我叫《江山小景图》。李唐画的。
他画我的时候,大概已经是个老人了。他画过太行山的雄浑,画过汴梁城的繁华,画过万壑松风的苍劲。但现在他老了,北方也丢了,他只能在南方安安静静地画一些小景。但我身上画的东西一点也不少。李唐大概是这么想的:北方的江山已经丢了,南方的江山虽然小,但也值得好好画。

我最右边是一片宽阔的水面,几只帆船正鼓着帆往前赶。风从船尾吹过来,船帆吃得满满当当。船头有人在掌舵,船尾有人在收绳,动作麻利,像是赶着去下一个码头卸货。李唐画这些船的时候,大概想起了自己南渡时挤的那条船。那条船上的帆也是这么鼓的,人也是这么挤的,但他没把自己画上去。他只是让风吹着帆,让船往前赶。岸边的江岸从水边缓缓往后退,坡岸平缓,上面种着几棵老树。树干用淡墨勾出轮廓,皴笔顺着纹理一路往下拖,树冠用浓墨密密地点出。树下有小径幽幽地隐现于山间,拐过一个弯,看不见了。李唐在这条小径上大概走过很多次,在南方的山路上,一个人,背着画夹,去山里写生。

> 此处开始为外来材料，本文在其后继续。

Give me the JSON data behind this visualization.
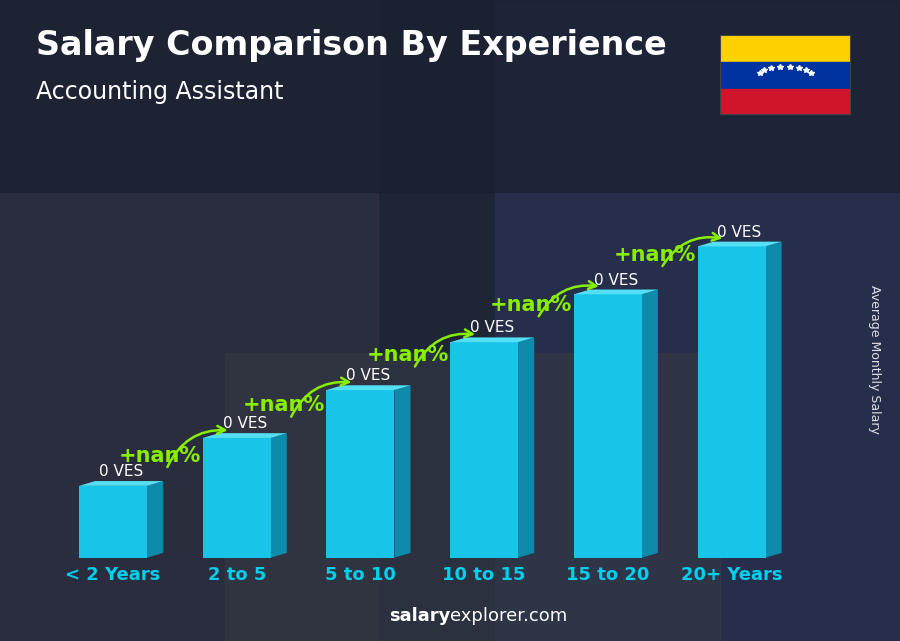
{
  "title": "Salary Comparison By Experience",
  "subtitle": "Accounting Assistant",
  "ylabel": "Average Monthly Salary",
  "footer_bold": "salary",
  "footer_normal": "explorer.com",
  "categories": [
    "< 2 Years",
    "2 to 5",
    "5 to 10",
    "10 to 15",
    "15 to 20",
    "20+ Years"
  ],
  "values": [
    1.5,
    2.5,
    3.5,
    4.5,
    5.5,
    6.5
  ],
  "bar_top_labels": [
    "0 VES",
    "0 VES",
    "0 VES",
    "0 VES",
    "0 VES",
    "0 VES"
  ],
  "pct_labels": [
    "+nan%",
    "+nan%",
    "+nan%",
    "+nan%",
    "+nan%"
  ],
  "bar_color_face": "#18c5e8",
  "bar_color_top": "#55dff5",
  "bar_color_side": "#0e8baa",
  "bg_dark": "#1e2535",
  "bg_mid": "#2a3348",
  "title_color": "#ffffff",
  "subtitle_color": "#ffffff",
  "label_color": "#ffffff",
  "xtick_color": "#00cfee",
  "pct_color": "#88ee00",
  "footer_color": "#ffffff",
  "bar_width": 0.55,
  "title_fontsize": 24,
  "subtitle_fontsize": 17,
  "tick_fontsize": 13,
  "ylabel_fontsize": 9,
  "footer_fontsize": 13,
  "ves_fontsize": 11,
  "pct_fontsize": 15
}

顺着小径往山里去,我身上最安静的地方到了。山坡平缓处有几间房舍屋宇隐现于林木之间。茅屋的屋顶用淡墨扫出,篱笆用细笔勾了几道,院子里大概种着几畦菜,也可能什么都没种。搁现在就是那种公路边上闪过一下的农舍,你坐在车里看了一眼,心想住这儿也挺好的,然后继续往前开。李唐大概也是路过的时候看了一眼,然后把它画了下来。他这辈子见过的农舍太多了,北方的、南方的,但这一间最安静。

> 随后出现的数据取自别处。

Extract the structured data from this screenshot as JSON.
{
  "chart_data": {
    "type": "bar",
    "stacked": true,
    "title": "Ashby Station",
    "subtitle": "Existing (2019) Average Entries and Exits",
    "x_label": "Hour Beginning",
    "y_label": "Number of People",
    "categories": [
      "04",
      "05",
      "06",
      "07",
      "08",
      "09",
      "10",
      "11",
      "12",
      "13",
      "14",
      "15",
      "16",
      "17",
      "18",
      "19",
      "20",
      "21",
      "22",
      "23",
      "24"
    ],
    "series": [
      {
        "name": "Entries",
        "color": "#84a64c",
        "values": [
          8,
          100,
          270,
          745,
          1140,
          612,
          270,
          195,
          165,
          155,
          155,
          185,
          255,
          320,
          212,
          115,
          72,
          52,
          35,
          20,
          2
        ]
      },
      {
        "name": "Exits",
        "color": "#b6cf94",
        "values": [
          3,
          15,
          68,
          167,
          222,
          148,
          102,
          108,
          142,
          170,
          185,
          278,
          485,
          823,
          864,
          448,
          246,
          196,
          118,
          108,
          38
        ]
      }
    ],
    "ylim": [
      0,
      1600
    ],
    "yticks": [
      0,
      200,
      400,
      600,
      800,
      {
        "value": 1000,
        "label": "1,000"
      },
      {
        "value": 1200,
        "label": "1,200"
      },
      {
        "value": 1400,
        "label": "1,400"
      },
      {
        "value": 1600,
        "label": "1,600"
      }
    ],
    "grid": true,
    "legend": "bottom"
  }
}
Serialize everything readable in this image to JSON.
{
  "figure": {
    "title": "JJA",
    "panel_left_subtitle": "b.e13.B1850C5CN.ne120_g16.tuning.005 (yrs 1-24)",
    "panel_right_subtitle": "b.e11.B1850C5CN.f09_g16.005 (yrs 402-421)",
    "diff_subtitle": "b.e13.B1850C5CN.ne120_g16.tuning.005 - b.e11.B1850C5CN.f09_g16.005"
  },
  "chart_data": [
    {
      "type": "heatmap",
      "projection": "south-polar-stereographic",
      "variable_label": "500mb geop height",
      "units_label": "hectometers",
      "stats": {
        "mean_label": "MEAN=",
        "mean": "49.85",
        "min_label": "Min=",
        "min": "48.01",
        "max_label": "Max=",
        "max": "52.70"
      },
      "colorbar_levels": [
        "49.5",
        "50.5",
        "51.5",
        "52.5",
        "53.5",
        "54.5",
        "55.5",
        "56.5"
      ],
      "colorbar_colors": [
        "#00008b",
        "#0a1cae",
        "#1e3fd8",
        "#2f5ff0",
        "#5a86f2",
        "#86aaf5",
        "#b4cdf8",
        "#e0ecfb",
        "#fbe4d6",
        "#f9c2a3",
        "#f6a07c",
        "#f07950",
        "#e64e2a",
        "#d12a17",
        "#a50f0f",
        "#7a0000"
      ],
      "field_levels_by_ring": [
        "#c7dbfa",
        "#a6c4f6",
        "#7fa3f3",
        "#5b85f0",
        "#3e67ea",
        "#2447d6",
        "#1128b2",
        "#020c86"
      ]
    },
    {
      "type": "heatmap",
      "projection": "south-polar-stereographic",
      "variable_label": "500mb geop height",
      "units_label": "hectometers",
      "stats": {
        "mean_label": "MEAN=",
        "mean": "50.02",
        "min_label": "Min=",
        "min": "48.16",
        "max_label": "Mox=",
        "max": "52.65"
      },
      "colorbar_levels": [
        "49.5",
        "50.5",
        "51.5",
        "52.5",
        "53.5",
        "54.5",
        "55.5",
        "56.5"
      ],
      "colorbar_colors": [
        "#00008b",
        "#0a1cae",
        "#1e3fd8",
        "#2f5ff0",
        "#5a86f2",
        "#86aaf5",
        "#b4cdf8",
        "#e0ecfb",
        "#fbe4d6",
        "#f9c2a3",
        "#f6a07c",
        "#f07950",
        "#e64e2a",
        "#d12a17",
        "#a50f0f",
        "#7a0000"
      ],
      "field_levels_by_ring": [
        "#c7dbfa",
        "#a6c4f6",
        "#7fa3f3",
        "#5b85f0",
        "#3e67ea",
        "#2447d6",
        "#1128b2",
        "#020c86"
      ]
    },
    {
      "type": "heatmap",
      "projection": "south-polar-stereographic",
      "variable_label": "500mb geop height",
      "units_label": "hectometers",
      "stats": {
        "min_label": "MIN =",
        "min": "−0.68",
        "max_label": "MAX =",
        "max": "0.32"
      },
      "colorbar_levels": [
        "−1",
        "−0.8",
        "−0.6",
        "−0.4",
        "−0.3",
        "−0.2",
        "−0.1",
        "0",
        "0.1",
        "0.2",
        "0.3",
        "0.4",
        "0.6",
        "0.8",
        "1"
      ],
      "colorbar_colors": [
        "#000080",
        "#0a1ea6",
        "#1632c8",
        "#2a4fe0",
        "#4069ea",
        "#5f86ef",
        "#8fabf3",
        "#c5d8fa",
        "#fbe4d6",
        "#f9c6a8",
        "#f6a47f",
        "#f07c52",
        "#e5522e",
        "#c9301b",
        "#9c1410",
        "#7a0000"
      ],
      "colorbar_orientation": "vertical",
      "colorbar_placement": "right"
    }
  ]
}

往左走,我就不一样了。山势渐渐高峻起来,不再是缓坡和土丘,而是峭拔的山峰。斧劈皴劈出来的棱角一刀一刀摞上去,山石嶙峋,松树从石缝里斜探出来,松针用浓墨密密地攒成扇形。李唐画这些山石的时候,笔锋还是和年轻时一样硬。他年轻的时候在太行山画石头,用的是大斧劈皴,一刀劈下去,石头就裂开了。现在老了,用的是小斧劈皴,力道轻了,但骨气还在。高山之间,栈道依山而筑,木桩钉进崖壁里,上面铺着木板,扶栏只有细细一道。栈道上隐约有人影,大概是赶路的行旅,也可能是上山采药的药农。搁现在就是那种挂在悬崖上的玻璃栈道,走上去腿软,但风景绝了。

我腰间藏着山庄别墅、僧舍道观。飞檐从树梢探出来,楼阁掩映在云雾里,只露出半扇窗户。不知道里面住的是隐士还是僧人,也可能只是一个看山人。李唐画这些楼阁的时候,大概想起了自己在北方住过的那些地方。他在北方有过住宅,有过画室,有过后花园。后来全没了。他把它们一样一样画在我身上,换个地方重新盖了一遍。

山间有飞泉从崖顶直直垂落下来,水流撞在石壁上溅起白沫,落到山脚下聚成一汪潭水。潭上漂着一条小舟,舟头坐着人,桨板切入水面,波纹细细的。也不知道是在钓鱼,还是在发呆。李唐画水的时候,墨色用得很淡,淡到几乎要从绢底上化开。他大概在南方待久了,学会了江南的温柔。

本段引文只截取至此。